Curried Scotch Eggs

I love scotch eggs, particularly the ‘out of the ordinary kind’. Whoever thought they just had to be plain sausage meat is clearly mistaken and thinking about it I have never made a classic sausage egg; salmon – yes, lamb – yes, quails egg – yes; and I have to say that this curried variety are officially my new favourites!

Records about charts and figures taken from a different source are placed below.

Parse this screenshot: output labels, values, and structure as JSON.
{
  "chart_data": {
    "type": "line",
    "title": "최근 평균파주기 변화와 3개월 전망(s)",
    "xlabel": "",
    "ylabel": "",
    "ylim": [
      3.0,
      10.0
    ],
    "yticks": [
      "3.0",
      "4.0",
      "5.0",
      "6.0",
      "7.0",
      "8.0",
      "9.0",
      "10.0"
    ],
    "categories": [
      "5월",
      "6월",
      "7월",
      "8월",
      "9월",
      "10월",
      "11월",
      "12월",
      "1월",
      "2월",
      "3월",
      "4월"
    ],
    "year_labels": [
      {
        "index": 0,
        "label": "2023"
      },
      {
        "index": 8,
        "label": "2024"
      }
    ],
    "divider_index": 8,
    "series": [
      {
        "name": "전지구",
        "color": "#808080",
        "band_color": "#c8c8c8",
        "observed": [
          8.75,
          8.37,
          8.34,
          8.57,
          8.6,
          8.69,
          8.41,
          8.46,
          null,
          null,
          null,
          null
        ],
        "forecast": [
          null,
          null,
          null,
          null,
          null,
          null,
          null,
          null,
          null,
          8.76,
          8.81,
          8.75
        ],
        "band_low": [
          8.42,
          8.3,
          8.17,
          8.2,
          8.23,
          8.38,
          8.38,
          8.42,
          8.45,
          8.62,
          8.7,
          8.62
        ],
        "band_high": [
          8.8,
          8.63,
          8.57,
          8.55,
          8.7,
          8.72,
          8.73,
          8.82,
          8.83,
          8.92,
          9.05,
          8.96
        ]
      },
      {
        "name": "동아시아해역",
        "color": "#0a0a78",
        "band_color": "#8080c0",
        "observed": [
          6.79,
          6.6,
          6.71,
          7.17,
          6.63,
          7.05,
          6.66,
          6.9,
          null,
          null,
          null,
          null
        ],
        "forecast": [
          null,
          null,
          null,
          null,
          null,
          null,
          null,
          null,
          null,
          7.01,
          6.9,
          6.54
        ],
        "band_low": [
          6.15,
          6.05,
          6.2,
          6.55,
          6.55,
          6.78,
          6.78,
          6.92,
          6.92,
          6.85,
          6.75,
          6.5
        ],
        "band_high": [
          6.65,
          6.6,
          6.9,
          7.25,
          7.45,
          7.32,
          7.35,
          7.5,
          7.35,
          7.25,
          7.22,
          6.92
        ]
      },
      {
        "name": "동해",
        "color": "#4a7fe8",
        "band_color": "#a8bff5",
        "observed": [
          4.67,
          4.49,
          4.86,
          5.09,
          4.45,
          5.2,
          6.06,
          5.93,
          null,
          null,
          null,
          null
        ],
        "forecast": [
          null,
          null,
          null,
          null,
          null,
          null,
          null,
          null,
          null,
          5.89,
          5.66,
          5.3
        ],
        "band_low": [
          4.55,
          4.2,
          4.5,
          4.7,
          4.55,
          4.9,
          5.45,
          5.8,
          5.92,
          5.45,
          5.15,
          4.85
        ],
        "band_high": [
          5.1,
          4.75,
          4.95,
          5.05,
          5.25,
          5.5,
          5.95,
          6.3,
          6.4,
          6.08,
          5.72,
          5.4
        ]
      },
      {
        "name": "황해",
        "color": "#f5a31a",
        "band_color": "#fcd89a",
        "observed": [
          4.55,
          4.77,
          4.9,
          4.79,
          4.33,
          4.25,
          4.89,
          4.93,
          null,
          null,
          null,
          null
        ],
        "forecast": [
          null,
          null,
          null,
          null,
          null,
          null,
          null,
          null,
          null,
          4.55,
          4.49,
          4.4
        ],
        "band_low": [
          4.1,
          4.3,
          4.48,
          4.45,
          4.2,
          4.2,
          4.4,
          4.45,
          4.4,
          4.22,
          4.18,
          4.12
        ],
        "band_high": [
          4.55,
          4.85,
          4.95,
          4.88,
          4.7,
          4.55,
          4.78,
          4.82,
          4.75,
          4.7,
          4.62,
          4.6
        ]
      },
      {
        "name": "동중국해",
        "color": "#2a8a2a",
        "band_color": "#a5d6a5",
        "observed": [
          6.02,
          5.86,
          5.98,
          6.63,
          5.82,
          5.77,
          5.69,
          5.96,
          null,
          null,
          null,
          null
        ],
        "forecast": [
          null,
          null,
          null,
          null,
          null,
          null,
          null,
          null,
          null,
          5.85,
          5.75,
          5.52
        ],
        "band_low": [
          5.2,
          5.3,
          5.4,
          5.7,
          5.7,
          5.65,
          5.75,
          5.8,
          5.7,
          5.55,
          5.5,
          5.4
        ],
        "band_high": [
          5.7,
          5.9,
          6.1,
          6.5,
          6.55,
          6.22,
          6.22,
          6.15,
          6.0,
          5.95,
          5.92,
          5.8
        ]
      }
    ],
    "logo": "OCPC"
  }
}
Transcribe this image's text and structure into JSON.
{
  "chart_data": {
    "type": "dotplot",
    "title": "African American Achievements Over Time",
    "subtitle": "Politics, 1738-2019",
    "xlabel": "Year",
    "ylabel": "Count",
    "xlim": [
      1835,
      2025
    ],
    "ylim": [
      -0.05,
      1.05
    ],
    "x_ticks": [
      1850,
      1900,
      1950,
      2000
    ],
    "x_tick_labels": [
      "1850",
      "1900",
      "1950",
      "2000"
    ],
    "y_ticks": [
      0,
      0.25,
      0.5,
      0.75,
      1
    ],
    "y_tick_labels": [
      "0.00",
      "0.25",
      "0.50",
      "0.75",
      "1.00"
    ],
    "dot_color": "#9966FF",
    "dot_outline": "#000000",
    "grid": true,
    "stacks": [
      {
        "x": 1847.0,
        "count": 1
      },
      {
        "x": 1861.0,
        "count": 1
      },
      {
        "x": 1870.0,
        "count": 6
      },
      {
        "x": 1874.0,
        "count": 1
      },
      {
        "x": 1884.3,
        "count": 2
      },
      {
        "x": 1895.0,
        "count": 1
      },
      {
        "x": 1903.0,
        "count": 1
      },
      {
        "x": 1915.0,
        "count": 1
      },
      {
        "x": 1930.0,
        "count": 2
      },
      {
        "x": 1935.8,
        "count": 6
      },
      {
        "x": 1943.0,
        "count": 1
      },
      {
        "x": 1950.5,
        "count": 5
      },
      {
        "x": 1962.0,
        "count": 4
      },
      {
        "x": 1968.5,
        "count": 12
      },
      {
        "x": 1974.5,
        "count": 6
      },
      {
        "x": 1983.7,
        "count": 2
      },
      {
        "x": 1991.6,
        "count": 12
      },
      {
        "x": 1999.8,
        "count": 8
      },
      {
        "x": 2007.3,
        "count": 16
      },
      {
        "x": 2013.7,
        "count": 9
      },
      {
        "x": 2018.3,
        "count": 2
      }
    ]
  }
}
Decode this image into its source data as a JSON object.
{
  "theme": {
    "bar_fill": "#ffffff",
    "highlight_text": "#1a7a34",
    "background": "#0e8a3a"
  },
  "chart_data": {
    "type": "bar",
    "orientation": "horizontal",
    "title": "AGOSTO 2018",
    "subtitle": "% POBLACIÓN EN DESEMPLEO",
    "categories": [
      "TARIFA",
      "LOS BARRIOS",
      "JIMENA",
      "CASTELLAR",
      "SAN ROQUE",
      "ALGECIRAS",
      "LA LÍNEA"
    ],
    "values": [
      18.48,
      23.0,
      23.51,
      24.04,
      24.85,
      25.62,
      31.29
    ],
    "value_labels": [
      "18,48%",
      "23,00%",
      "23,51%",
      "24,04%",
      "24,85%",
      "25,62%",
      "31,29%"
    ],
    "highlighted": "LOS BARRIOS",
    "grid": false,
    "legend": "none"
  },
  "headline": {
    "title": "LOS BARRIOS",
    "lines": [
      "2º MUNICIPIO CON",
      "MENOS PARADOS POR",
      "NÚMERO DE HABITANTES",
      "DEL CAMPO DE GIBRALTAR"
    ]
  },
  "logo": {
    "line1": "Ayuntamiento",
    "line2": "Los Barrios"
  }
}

They are totally scrumptious, and as we are nearing the weekend, they will make the most fantastic addition to any picnic and really delight your buddies.


Serves 4

  • 5 large eggs (4 for boiling, 1 for coating)
  • 1 tsp bicarb of soda
  • 375g pork sausage meat
  • ½ tsp curried mustard (or English is you can’t find any)
  • 1 tbsp chopped fresh chives
  • 1 tsp curry powder
  • Small handful coriander – finely chopped
  • 1 tbsp mango chutney
  • 1 tsp chilli flakes
  • Salt and pepper
  • Handful plain flour
  • Breadcrumbs
  • Oil, for frying

Boil 4 of the eggs in a pan of simmering water with the bicarb of soda for 5 minutes.

Place the eggs in a bowl of cold water to cool completely

While the eggs are cooling; mix together the sausage meat, mustard, chives, curry powder, coriander, chutney, chilli flakes and a twist of salt and pepper until well combined

Carefully peel the eggs and dry them off in some kitchen paper.

Set out three plates/bowls – one with the flour, the other with the beaten spare egg and the final one with breadcrumbs.

Divide the sausage mixture into 4 and roll into balls

Take one at a time and flatten it in your hand.

Place the egg in the middle and wrap the sausage meat around it, rubbing it to make sure it is sealed and smooth.

Roll the egg first in the flour, then the egg and finally the breadcrumbs.

Repeat the process with the other boiled eggs.

Fill a saucepan one thirds with oil and heat to a medium/high temperature, until a small piece of bread sizzles when you add it to the pan.

Cook the eggs in batches (2 at a time) for 4 minutes, until golden and crispy.

Remove and roll out on some kitchen paper to dry off.

When you’re ready to serve, slice in half and serve with some spicy rice, salad and a dollop of mango chutney.